This should be very easy for someone who has done this before. Basically, we need a simple Python script to extract a list from one web page (few fields including item detail URL), and extract additional detail from item detail URL. The source is one index page and one detail page per item. There are less than 100 items.
I'd like this done in the next few days.
Please let me know if you have any questions.

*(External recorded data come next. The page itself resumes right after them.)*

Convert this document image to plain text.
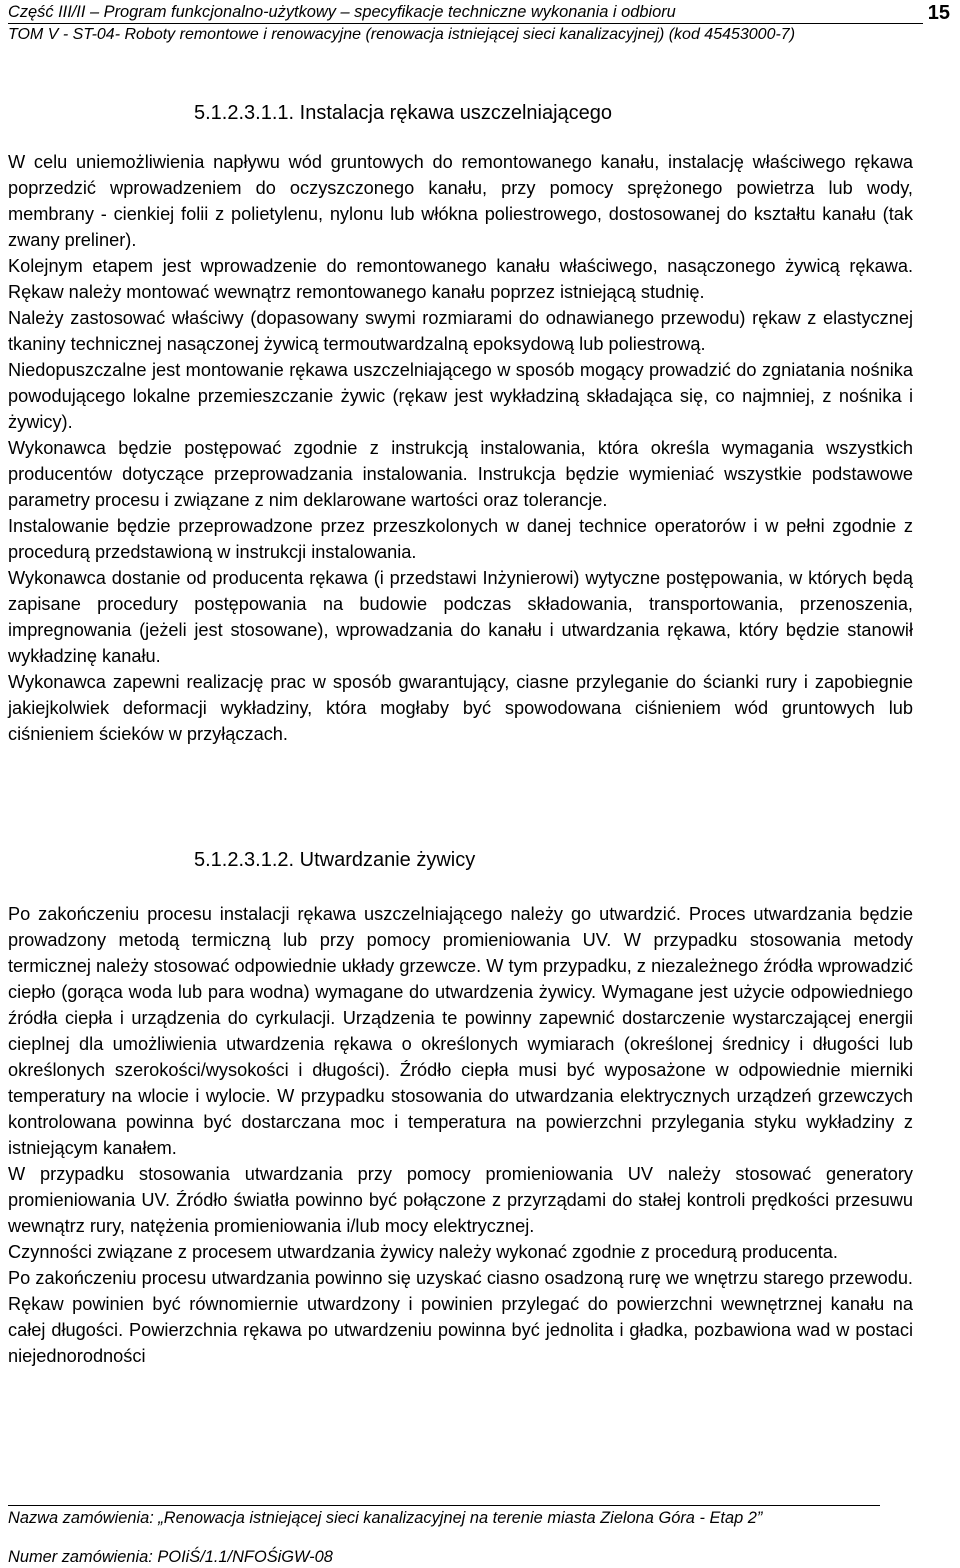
Część III/II – Program funkcjonalno-użytkowy – specyfikacje techniczne wykonania i odbioru
TOM V - ST-04- Roboty remontowe i renowacyjne (renowacja istniejącej sieci kanalizacyjnej) (kod 45453000-7)
15
5.1.2.3.1.1. Instalacja rękawa uszczelniającego

W celu uniemożliwienia napływu wód gruntowych do remontowanego kanału, instalację właściwego rękawa poprzedzić wprowadzeniem do oczyszczonego kanału, przy pomocy sprężonego powietrza lub wody, membrany - cienkiej folii z polietylenu, nylonu lub włókna poliestrowego, dostosowanej do kształtu kanału (tak zwany preliner).

Kolejnym etapem jest wprowadzenie do remontowanego kanału właściwego, nasączonego żywicą rękawa. Rękaw należy montować wewnątrz remontowanego kanału poprzez istniejącą studnię.

Należy zastosować właściwy (dopasowany swymi rozmiarami do odnawianego przewodu) rękaw z elastycznej tkaniny technicznej nasączonej żywicą termoutwardzalną epoksydową lub poliestrową.

Niedopuszczalne jest montowanie rękawa uszczelniającego w sposób mogący prowadzić do zgniatania nośnika powodującego lokalne przemieszczanie żywic (rękaw jest wykładziną składająca się, co najmniej, z nośnika i żywicy).

Wykonawca będzie postępować zgodnie z instrukcją instalowania, która określa wymagania wszystkich producentów dotyczące przeprowadzania instalowania. Instrukcja będzie wymieniać wszystkie podstawowe parametry procesu i związane z nim deklarowane wartości oraz tolerancje.

Instalowanie będzie przeprowadzone przez przeszkolonych w danej technice operatorów i w pełni zgodnie z procedurą przedstawioną w instrukcji instalowania.

Wykonawca dostanie od producenta rękawa (i przedstawi Inżynierowi) wytyczne postępowania, w których będą zapisane procedury postępowania na budowie podczas składowania, transportowania, przenoszenia, impregnowania (jeżeli jest stosowane), wprowadzania do kanału i utwardzania rękawa, który będzie stanowił wykładzinę kanału.

Wykonawca zapewni realizację prac w sposób gwarantujący, ciasne przyleganie do ścianki rury i zapobiegnie jakiejkolwiek deformacji wykładziny, która mogłaby być spowodowana ciśnieniem wód gruntowych lub ciśnieniem ścieków w przyłączach.

5.1.2.3.1.2. Utwardzanie żywicy

Po zakończeniu procesu instalacji rękawa uszczelniającego należy go utwardzić. Proces utwardzania będzie prowadzony metodą termiczną lub przy pomocy promieniowania UV. W przypadku stosowania metody termicznej należy stosować odpowiednie układy grzewcze. W tym przypadku, z niezależnego źródła wprowadzić ciepło (gorąca woda lub para wodna) wymagane do utwardzenia żywicy. Wymagane jest użycie odpowiedniego źródła ciepła i urządzenia do cyrkulacji. Urządzenia te powinny zapewnić dostarczenie wystarczającej energii cieplnej dla umożliwienia utwardzenia rękawa o określonych wymiarach (określonej średnicy i długości lub określonych szerokości/wysokości i długości). Źródło ciepła musi być wyposażone w odpowiednie mierniki temperatury na wlocie i wylocie. W przypadku stosowania do utwardzania elektrycznych urządzeń grzewczych kontrolowana powinna być dostarczana moc i temperatura na powierzchni przylegania styku wykładziny z istniejącym kanałem.

W przypadku stosowania utwardzania przy pomocy promieniowania UV należy stosować generatory promieniowania UV. Źródło światła powinno być połączone z przyrządami do stałej kontroli prędkości przesuwu wewnątrz rury, natężenia promieniowania i/lub mocy elektrycznej.

Czynności związane z procesem utwardzania żywicy należy wykonać zgodnie z procedurą producenta.

Po zakończeniu procesu utwardzania powinno się uzyskać ciasno osadzoną rurę we wnętrzu starego przewodu. Rękaw powinien być równomiernie utwardzony i powinien przylegać do powierzchni wewnętrznej kanału na całej długości. Powierzchnia rękawa po utwardzeniu powinna być jednolita i gładka, pozbawiona wad w postaci niejednorodności

Nazwa zamówienia: „Renowacja istniejącej sieci kanalizacyjnej na terenie miasta Zielona Góra - Etap 2”
Numer zamówienia: POIiŚ/1.1/NFOŚiGW-08
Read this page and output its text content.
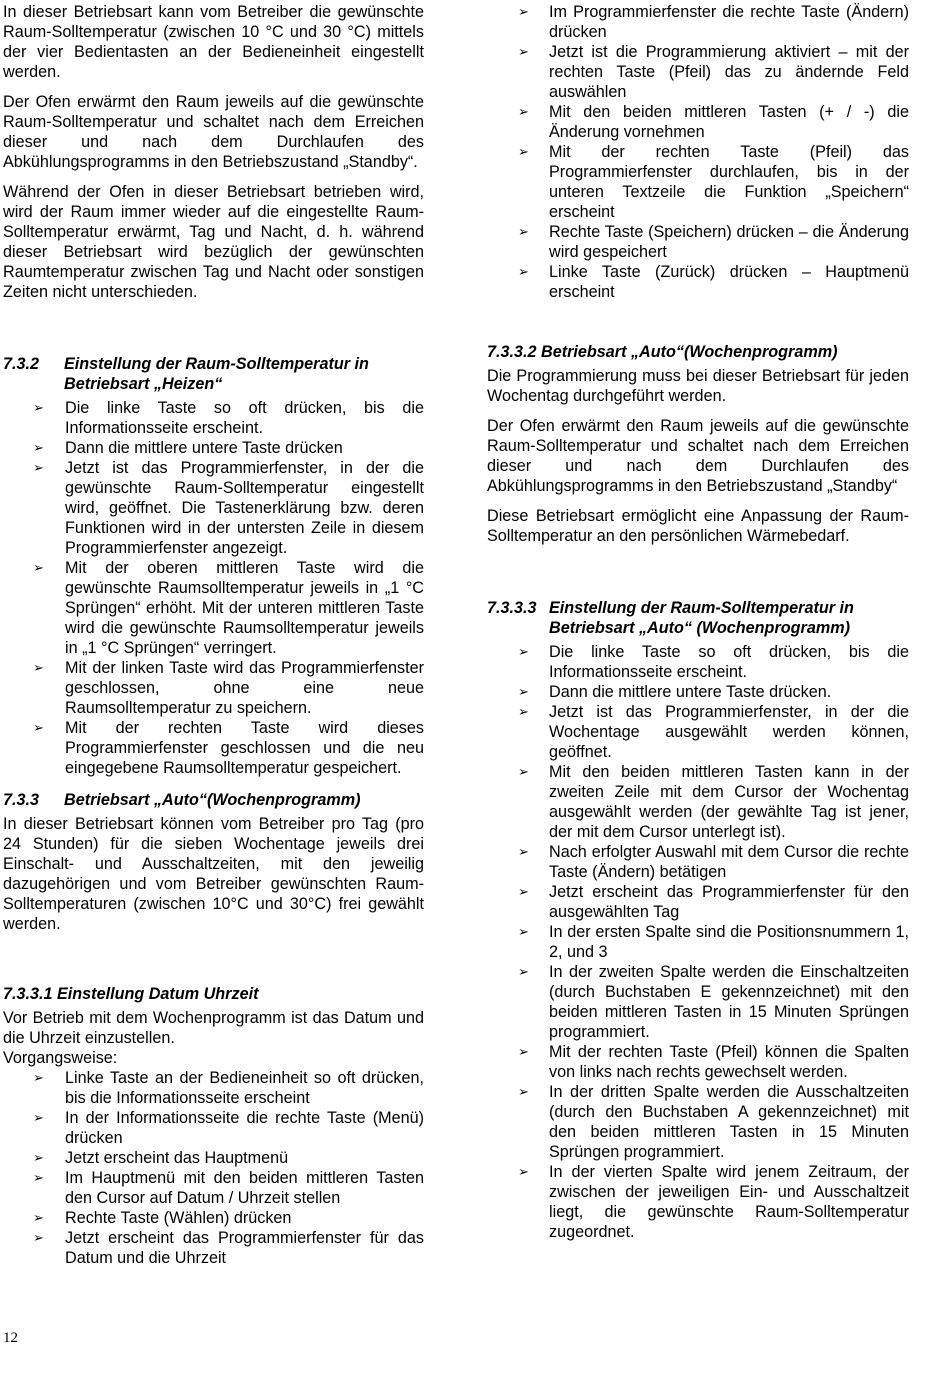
In dieser Betriebsart kann vom Betreiber die gewünschte Raum-Solltemperatur (zwischen 10 °C und 30 °C) mittels der vier Bedientasten an der Bedieneinheit eingestellt werden.

Der Ofen erwärmt den Raum jeweils auf die gewünschte Raum-Solltemperatur und schaltet nach dem Erreichen dieser und nach dem Durchlaufen des Abkühlungsprogramms in den Betriebszustand „Standby“.

Während der Ofen in dieser Betriebsart betrieben wird, wird der Raum immer wieder auf die eingestellte Raum-Solltemperatur erwärmt, Tag und Nacht, d. h. während dieser Betriebsart wird bezüglich der gewünschten Raumtemperatur zwischen Tag und Nacht oder sonstigen Zeiten nicht unterschieden.

7.3.2	Einstellung der Raum-Solltemperatur in Betriebsart „Heizen“
➢ Die linke Taste so oft drücken, bis die Informationsseite erscheint.
➢ Dann die mittlere untere Taste drücken
➢ Jetzt ist das Programmierfenster, in der die gewünschte Raum-Solltemperatur eingestellt wird, geöffnet. Die Tastenerklärung bzw. deren Funktionen wird in der untersten Zeile in diesem Programmierfenster angezeigt.
➢ Mit der oberen mittleren Taste wird die gewünschte Raumsolltemperatur jeweils in „1 °C Sprüngen“ erhöht. Mit der unteren mittleren Taste wird die gewünschte Raumsolltemperatur jeweils in „1 °C Sprüngen“ verringert.
➢ Mit der linken Taste wird das Programmierfenster geschlossen, ohne eine neue Raumsolltemperatur zu speichern.
➢ Mit der rechten Taste wird dieses Programmierfenster geschlossen und die neu eingegebene Raumsolltemperatur gespeichert.
7.3.3	Betriebsart „Auto“(Wochenprogramm)

In dieser Betriebsart können vom Betreiber pro Tag (pro 24 Stunden) für die sieben Wochentage jeweils drei Einschalt- und Ausschaltzeiten, mit den jeweilig dazugehörigen und vom Betreiber gewünschten Raum-Solltemperaturen (zwischen 10°C und 30°C) frei gewählt werden.

7.3.3.1 Einstellung Datum Uhrzeit

Vor Betrieb mit dem Wochenprogramm ist das Datum und die Uhrzeit einzustellen.

Vorgangsweise:

➢ Linke Taste an der Bedieneinheit so oft drücken, bis die Informationsseite erscheint
➢ In der Informationsseite die rechte Taste (Menü) drücken
➢ Jetzt erscheint das Hauptmenü
➢ Im Hauptmenü mit den beiden mittleren Tasten den Cursor auf Datum / Uhrzeit stellen
➢ Rechte Taste (Wählen) drücken
➢ Jetzt erscheint das Programmierfenster für das Datum und die Uhrzeit
➢ Im Programmierfenster die rechte Taste (Ändern) drücken
➢ Jetzt ist die Programmierung aktiviert – mit der rechten Taste (Pfeil) das zu ändernde Feld auswählen
➢ Mit den beiden mittleren Tasten (+ / -) die Änderung vornehmen
➢ Mit der rechten Taste (Pfeil) das Programmierfenster durchlaufen, bis in der unteren Textzeile die Funktion „Speichern“ erscheint
➢ Rechte Taste (Speichern) drücken – die Änderung wird gespeichert
➢ Linke Taste (Zurück) drücken – Hauptmenü erscheint
7.3.3.2 Betriebsart „Auto“(Wochenprogramm)

Die Programmierung muss bei dieser Betriebsart für jeden Wochentag durchgeführt werden.

Der Ofen erwärmt den Raum jeweils auf die gewünschte Raum-Solltemperatur und schaltet nach dem Erreichen dieser und nach dem Durchlaufen des Abkühlungsprogramms in den Betriebszustand „Standby“

Diese Betriebsart ermöglicht eine Anpassung der Raum-Solltemperatur an den persönlichen Wärmebedarf.

7.3.3.3 Einstellung der Raum-Solltemperatur in Betriebsart „Auto“ (Wochenprogramm)
➢ Die linke Taste so oft drücken, bis die Informationsseite erscheint.
➢ Dann die mittlere untere Taste drücken.
➢ Jetzt ist das Programmierfenster, in der die Wochentage ausgewählt werden können, geöffnet.
➢ Mit den beiden mittleren Tasten kann in der zweiten Zeile mit dem Cursor der Wochentag ausgewählt werden (der gewählte Tag ist jener, der mit dem Cursor unterlegt ist).
➢ Nach erfolgter Auswahl mit dem Cursor die rechte Taste (Ändern) betätigen
➢ Jetzt erscheint das Programmierfenster für den ausgewählten Tag
➢ In der ersten Spalte sind die Positionsnummern 1, 2, und 3
➢ In der zweiten Spalte werden die Einschaltzeiten (durch Buchstaben E gekennzeichnet) mit den beiden mittleren Tasten in 15 Minuten Sprüngen programmiert.
➢ Mit der rechten Taste (Pfeil) können die Spalten von links nach rechts gewechselt werden.
➢ In der dritten Spalte werden die Ausschaltzeiten (durch den Buchstaben A gekennzeichnet) mit den beiden mittleren Tasten in 15 Minuten Sprüngen programmiert.
➢ In der vierten Spalte wird jenem Zeitraum, der zwischen der jeweiligen Ein- und Ausschaltzeit liegt, die gewünschte Raum-Solltemperatur zugeordnet.
12
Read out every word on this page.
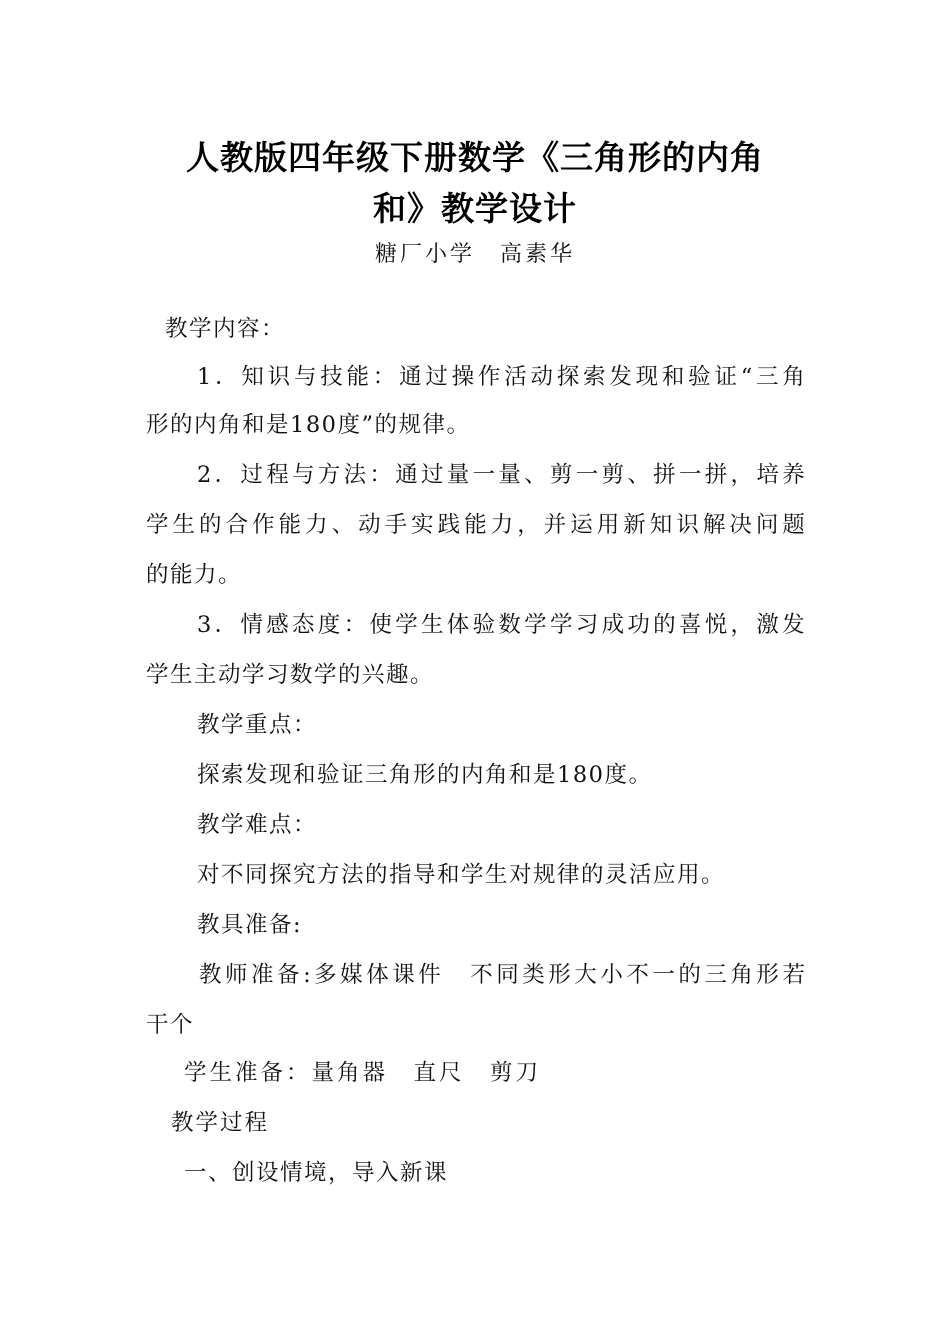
人教版四年级下册数学《三角形的内角
和》教学设计
糖厂小学　高素华
教学内容：
1 ． 知 识 与 技 能 ： 通 过 操 作 活 动 探 索 发 现 和 验 证 “ 三 角
形的内角和是180度”的规律。
2 ． 过 程 与 方 法 ： 通 过 量 一 量 、 剪 一 剪 、 拼 一 拼 ， 培 养
学 生 的 合 作 能 力 、 动 手 实 践 能 力 ， 并 运 用 新 知 识 解 决 问 题
的能力。
3 ． 情 感 态 度 ： 使 学 生 体 验 数 学 学 习 成 功 的 喜 悦 ， 激 发
学生主动学习数学的兴趣。
教学重点：
探索发现和验证三角形的内角和是180度。
教学难点：
对不同探究方法的指导和学生对规律的灵活应用。
教具准备:
教 师 准 备 : 多 媒 体 课 件
　 不 同 类 形 大 小 不 一 的 三 角 形 若
干个
学生准备：量角器　直尺　剪刀
教学过程
一、创设情境，导入新课
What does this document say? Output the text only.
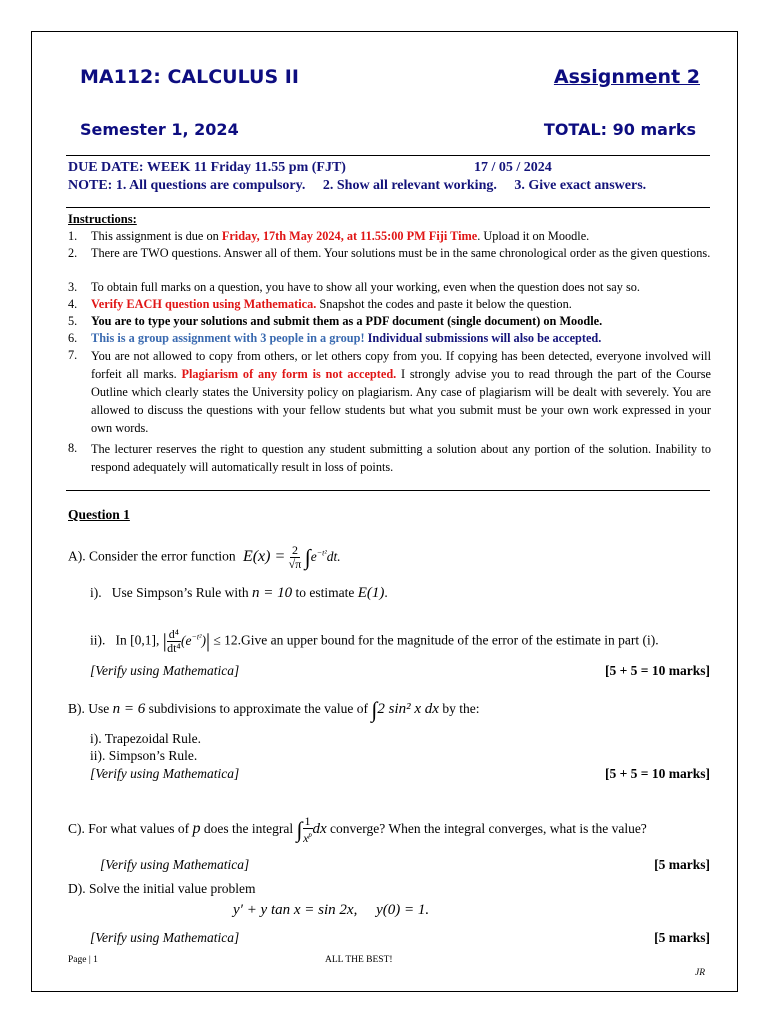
MA112: CALCULUS II	Assignment 2
Semester 1, 2024	TOTAL: 90 marks
DUE DATE: WEEK 11 Friday 11.55 pm (FJT)	17 / 05 / 2024
NOTE: 1. All questions are compulsory.     2. Show all relevant working.     3. Give exact answers.
Instructions:
1. This assignment is due on Friday, 17th May 2024, at 11.55:00 PM Fiji Time. Upload it on Moodle.
2. There are TWO questions. Answer all of them. Your solutions must be in the same chronological order as the given questions.
3. To obtain full marks on a question, you have to show all your working, even when the question does not say so.
4. Verify EACH question using Mathematica. Snapshot the codes and paste it below the question.
5. You are to type your solutions and submit them as a PDF document (single document) on Moodle.
6. This is a group assignment with 3 people in a group! Individual submissions will also be accepted.
7. You are not allowed to copy from others, or let others copy from you. If copying has been detected, everyone involved will forfeit all marks. Plagiarism of any form is not accepted. I strongly advise you to read through the part of the Course Outline which clearly states the University policy on plagiarism. Any case of plagiarism will be dealt with severely. You are allowed to discuss the questions with your fellow students but what you submit must be your own work expressed in your own words.
8. The lecturer reserves the right to question any student submitting a solution about any portion of the solution. Inability to respond adequately will automatically result in loss of points.
Question 1
A). Consider the error function $E(x) = \frac{2}{√\pi} \int e^{-t^2}dt$.
i). Use Simpson’s Rule with n = 10 to estimate E(1).
ii). In [0,1], | $\frac{\text{d⁴}}{\text{dt⁴}} (e^{-t^2})|$ ≤ 12.Give an upper bound for the magnitude of the error of the estimate in part (i).
[Verify using Mathematica]	[5 + 5 = 10 marks]
B). Use n = 6 subdivisions to approximate the value of ∫2 sin² x dx by the:
i). Trapezoidal Rule.
ii). Simpson’s Rule.
[Verify using Mathematica]	[5 + 5 = 10 marks]
C). For what values of p does the integral ∫ $\frac{1}{x^p}$ dx converge? When the integral converges, what is the value?
[Verify using Mathematica]	[5 marks]
D). Solve the initial value problem
y′ + y tan x = sin 2x,     y(0) = 1.
[Verify using Mathematica]	[5 marks]
Page | 1	ALL THE BEST!
JR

This is what the scraper's final JSON should look like:
{
"items": {
"item": [
{
"id": "1",
"name": "Item Name 1",
"description_short": "Sample item",
"price": "$100",
"detail_url": "http://some/page",
"description_long": "Several sentences will be extracted here.",
"features": [
"Feature 1",
"Feature 2",
"Feature 3"
],
"need": [
"Need 1",
"Need 2",
"Need 3"
],
"faq": [
{
"id": "0",
"question": "question 1",
"answer": "answer 1"
},
{
"id": "1",
"question": "question 2",
"answer": "answer 2"
},
{
"id": "2",
"question": "question 3",
"answer": "answer 3"
}
]
},
{
"id": "2",
"name": "Item Name 2",
"description_short": "Sample item",
"price": "$100",
"detail_url": "http://some/page",
"description_long": "Several sentences will be extracted here.",
"features": [
"Feature 1",
"Feature 2",
"Feature 3"
],
"need": [
"Need 1",
"Need 2",
"Need 3"
],
"faq": [
{
"id": "0",
"question": "question 1",
"answer": "answer 1"
},
{
"id": "1",
"question": "question 2",
"answer": "answer 2"
},
{
"id": "2",
"question": "question 3",
"answer": "answer 3"
}
]
},
{
"id": "3",
"name": "Item Name 3",
"description_short": "Sample item",
"price": "$100",
"detail_url": "http://some/page",
"description_long": "Several sentences will be extracted here.",
"features": [
"Feature 1",
"Feature 2",
"Feature 3"
],
"need": [
"Need 1",
"Need 2",
"Need 3"
],
"faq": [
{
"id": "0",
"question": "question 1",
"answer": "answer 1"
},
{
"id": "1",
"question": "question 2",
"answer": "answer 2"
},
{
"id": "2",
"question": "question 3",
"answer": "answer 3"
}
]
}
]
}
}